Elle souligne que les technologies développées pour élaborer les applications de traçage sont transférables à d’autres usages. Ainsi, Amnistie internationale, un organisme qu’elle conseille, a dénoncé le danger pour le respect de la vie privée que représentent les applications de traçage lancées au Bahreïn, au Koweït, mais aussi en Norvège. Les trois effectuent une localisation en direct ou quasiment en direct des utilisateurs et envoient fréquemment leurs coordonnées GPS à un serveur central. Ces informations sont facilement rattachables à une personne précise. On imagine les risques de dérive, en particulier – mais pas seulement – dans les régimes autoritaires.
«La technologie n’est jamais neutre. Son usage reste toujours lié à un contexte socioéconomique et politique, rappelle Karine Gentelet. La peur de la maladie peut diminuer notre vigilance par rapport à la protection de nos droits.»
Rester ouverts
De son côté, Jocelyn Maclure, professeur titulaire en philosophie à l’Université Laval, se montre assez satisfait de la décision prise par le gouvernement du Québec, mais un peu déçu de la teneur des débats pendant la commission parlementaire. «Les discussions ont beaucoup porté sur les risques, mais beaucoup moins sur les bénéfices que l’on pourrait tirer d’une telle application», déplore-t-il.
Il estime que l’on doit garder l’esprit ouvert, car la pertinence de déployer une application de traçage devrait toujours reposer sur un calcul entre les risques et les bénéfices. Présentement, l’utilité d’un tel outil n’aurait pas vraiment été démontrée, selon lui, ce qui justifie l’abandon de l’idée.
Une application de traçage de la COVID-19 ne joue un rôle qu’à partir du moment où un malade montre des symptômes. C’est donc dire qu’elle est inutile pour les patients asymptomatiques, ainsi que pendant la période où une personne déjà contagieuse ne montre pas encore de symptômes.
À l’inverse, certains risques sont manifestes. «Les données sensibles en circulation ouvrent la porte à des piratages ou à des usages malveillants, même si elles restent stockées sur les téléphones intelligents», rappelle Jocelyn Maclure.

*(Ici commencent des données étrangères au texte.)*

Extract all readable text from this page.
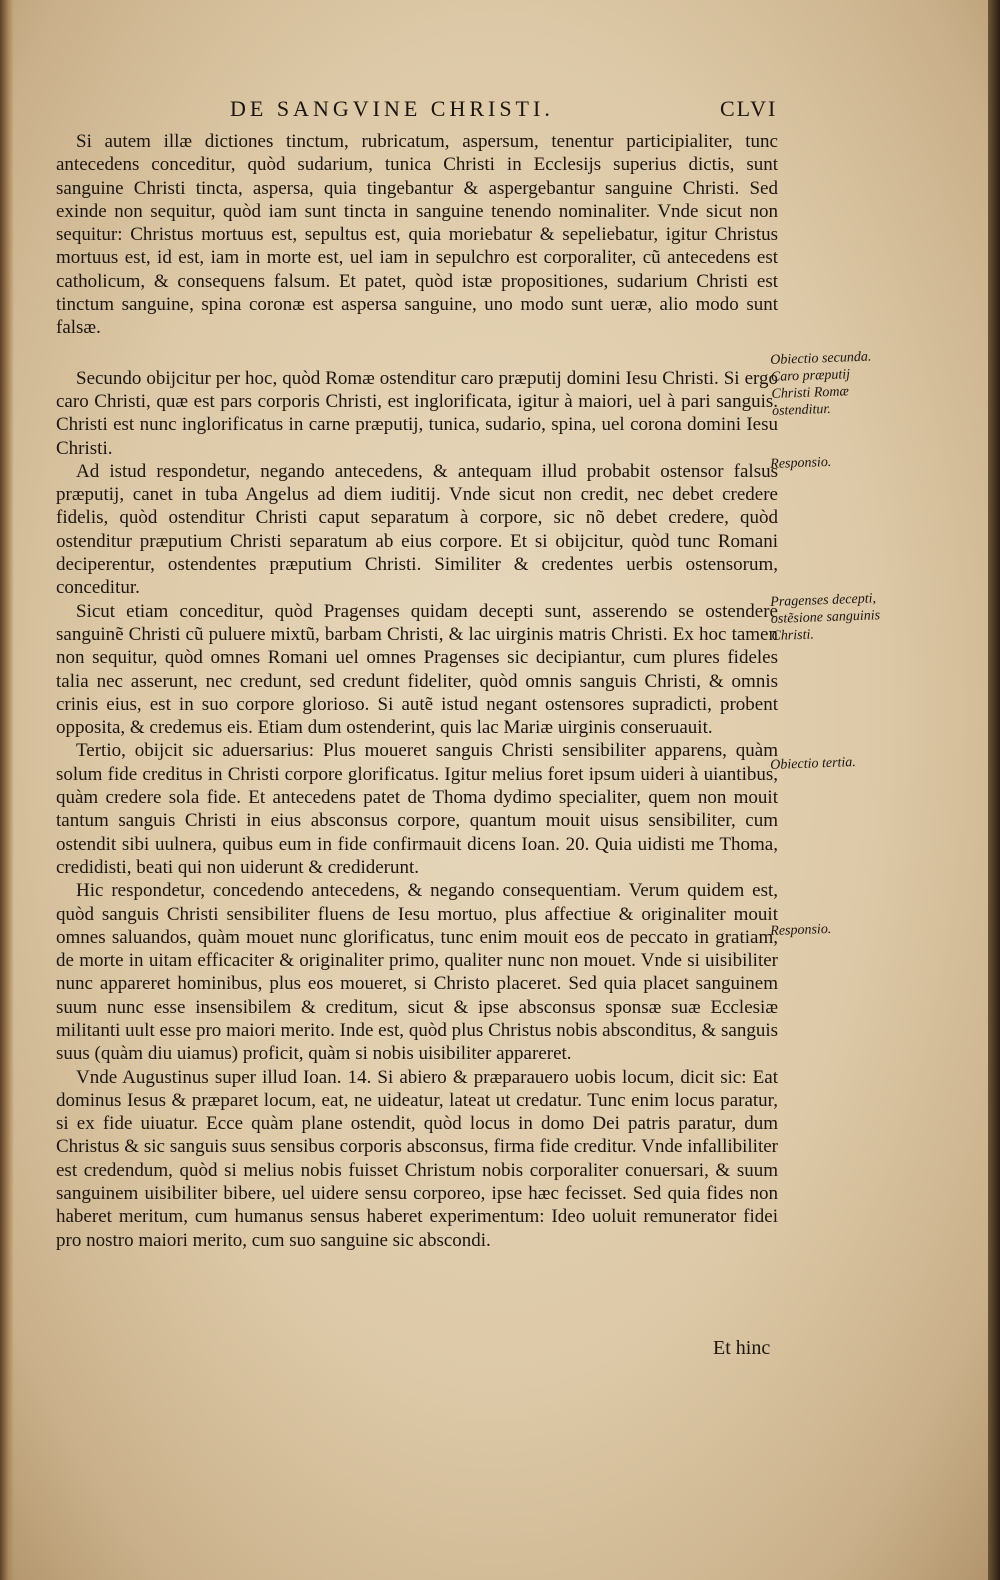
DE SANGVINE CHRISTI.	CLVI

Si autem illæ dictiones tinctum, rubricatum, aspersum, tenentur participialiter, tunc antecedens conceditur, quòd sudarium, tunica Christi in Ecclesijs superius dictis, sunt sanguine Christi tincta, aspersa, quia tingebantur & aspergebantur sanguine Christi. Sed exinde non sequitur, quòd iam sunt tincta in sanguine tenendo nominaliter. Vnde sicut non sequitur: Christus mortuus est, sepultus est, quia moriebatur & sepeliebatur, igitur Christus mortuus est, id est, iam in morte est, uel iam in sepulchro est corporaliter, cũ antecedens est catholicum, & consequens falsum. Et patet, quòd istæ propositiones, sudarium Christi est tinctum sanguine, spina coronæ est aspersa sanguine, uno modo sunt ueræ, alio modo sunt falsæ.

Secundo obijcitur per hoc, quòd Romæ ostenditur caro præputij domini Iesu Christi. Si ergo caro Christi, quæ est pars corporis Christi, est inglorificata, igitur à maiori, uel à pari sanguis. Christi est nunc inglorificatus in carne præputij, tunica, sudario, spina, uel corona domini Iesu Christi.

Ad istud respondetur, negando antecedens, & antequam illud probabit ostensor falsus præputij, canet in tuba Angelus ad diem iuditij. Vnde sicut non credit, nec debet credere fidelis, quòd ostenditur Christi caput separatum à corpore, sic nõ debet credere, quòd ostenditur præputium Christi separatum ab eius corpore. Et si obijcitur, quòd tunc Romani deciperentur, ostendentes præputium Christi. Similiter & credentes uerbis ostensorum, conceditur.

Sicut etiam conceditur, quòd Pragenses quidam decepti sunt, asserendo se ostendere sanguinẽ Christi cũ puluere mixtũ, barbam Christi, & lac uirginis matris Christi. Ex hoc tamen non sequitur, quòd omnes Romani uel omnes Pragenses sic decipiantur, cum plures fideles talia nec asserunt, nec credunt, sed credunt fideliter, quòd omnis sanguis Christi, & omnis crinis eius, est in suo corpore glorioso. Si autẽ istud negant ostensores supradicti, probent opposita, & credemus eis. Etiam dum ostenderint, quis lac Mariæ uirginis conseruauit.

Tertio, obijcit sic aduersarius: Plus moueret sanguis Christi sensibiliter apparens, quàm solum fide creditus in Christi corpore glorificatus. Igitur melius foret ipsum uideri à uiantibus, quàm credere sola fide. Et antecedens patet de Thoma dydimo specialiter, quem non mouit tantum sanguis Christi in eius absconsus corpore, quantum mouit uisus sensibiliter, cum ostendit sibi uulnera, quibus eum in fide confirmauit dicens Ioan. 20. Quia uidisti me Thoma, credidisti, beati qui non uiderunt & crediderunt.

Hic respondetur, concedendo antecedens, & negando consequentiam. Verum quidem est, quòd sanguis Christi sensibiliter fluens de Iesu mortuo, plus affectiue & originaliter mouit omnes saluandos, quàm mouet nunc glorificatus, tunc enim mouit eos de peccato in gratiam, de morte in uitam efficaciter & originaliter primo, qualiter nunc non mouet. Vnde si uisibiliter nunc appareret hominibus, plus eos moueret, si Christo placeret. Sed quia placet sanguinem suum nunc esse insensibilem & creditum, sicut & ipse absconsus sponsæ suæ Ecclesiæ militanti uult esse pro maiori merito. Inde est, quòd plus Christus nobis absconditus, & sanguis suus (quàm diu uiamus) proficit, quàm si nobis uisibiliter appareret.

Vnde Augustinus super illud Ioan. 14. Si abiero & præparauero uobis locum, dicit sic: Eat dominus Iesus & præparet locum, eat, ne uideatur, lateat ut credatur. Tunc enim locus paratur, si ex fide uiuatur. Ecce quàm plane ostendit, quòd locus in domo Dei patris paratur, dum Christus & sic sanguis suus sensibus corporis absconsus, firma fide creditur. Vnde infallibiliter est credendum, quòd si melius nobis fuisset Christum nobis corporaliter conuersari, & suum sanguinem uisibiliter bibere, uel uidere sensu corporeo, ipse hæc fecisset. Sed quia fides non haberet meritum, cum humanus sensus haberet experimentum: Ideo uoluit remunerator fidei pro nostro maiori merito, cum suo sanguine sic abscondi.

Obiectio secunda. Caro præputij Christi Romæ ostenditur.
Responsio.
Pragenses decepti, ostẽsione sanguinis Christi.
Obiectio tertia.
Responsio.
Et hinc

L’application peut également engendrer un faux sentiment de sécurité chez les citoyens qui ne reçoivent pas de notification. Au contraire, d’autres pourraient subir une grande anxiété causée par la multiplication des alertes. «Pensons aux gens qui travaillent dans les services, par exemple. S’ils reçoivent une notification chaque fois qu’une personne contaminée est passée près d’eux, ça peut devenir difficile à vivre», illustre le professeur. D’autant que l’application ne permet pas de savoir si la personne contaminée portait un masque, se trouvait derrière un panneau de plastique ou même de l’autre côté d’un mur.
«En ce moment, l’application a mauvaise réputation au Québec, mais nous devons pouvoir mener ce débat de manière rationnelle, affirme Jocelyn Maclure. En pesant le pour et le contre de ce qui pourrait constituer un outil parmi d’autres, si elle démontre son efficacité.»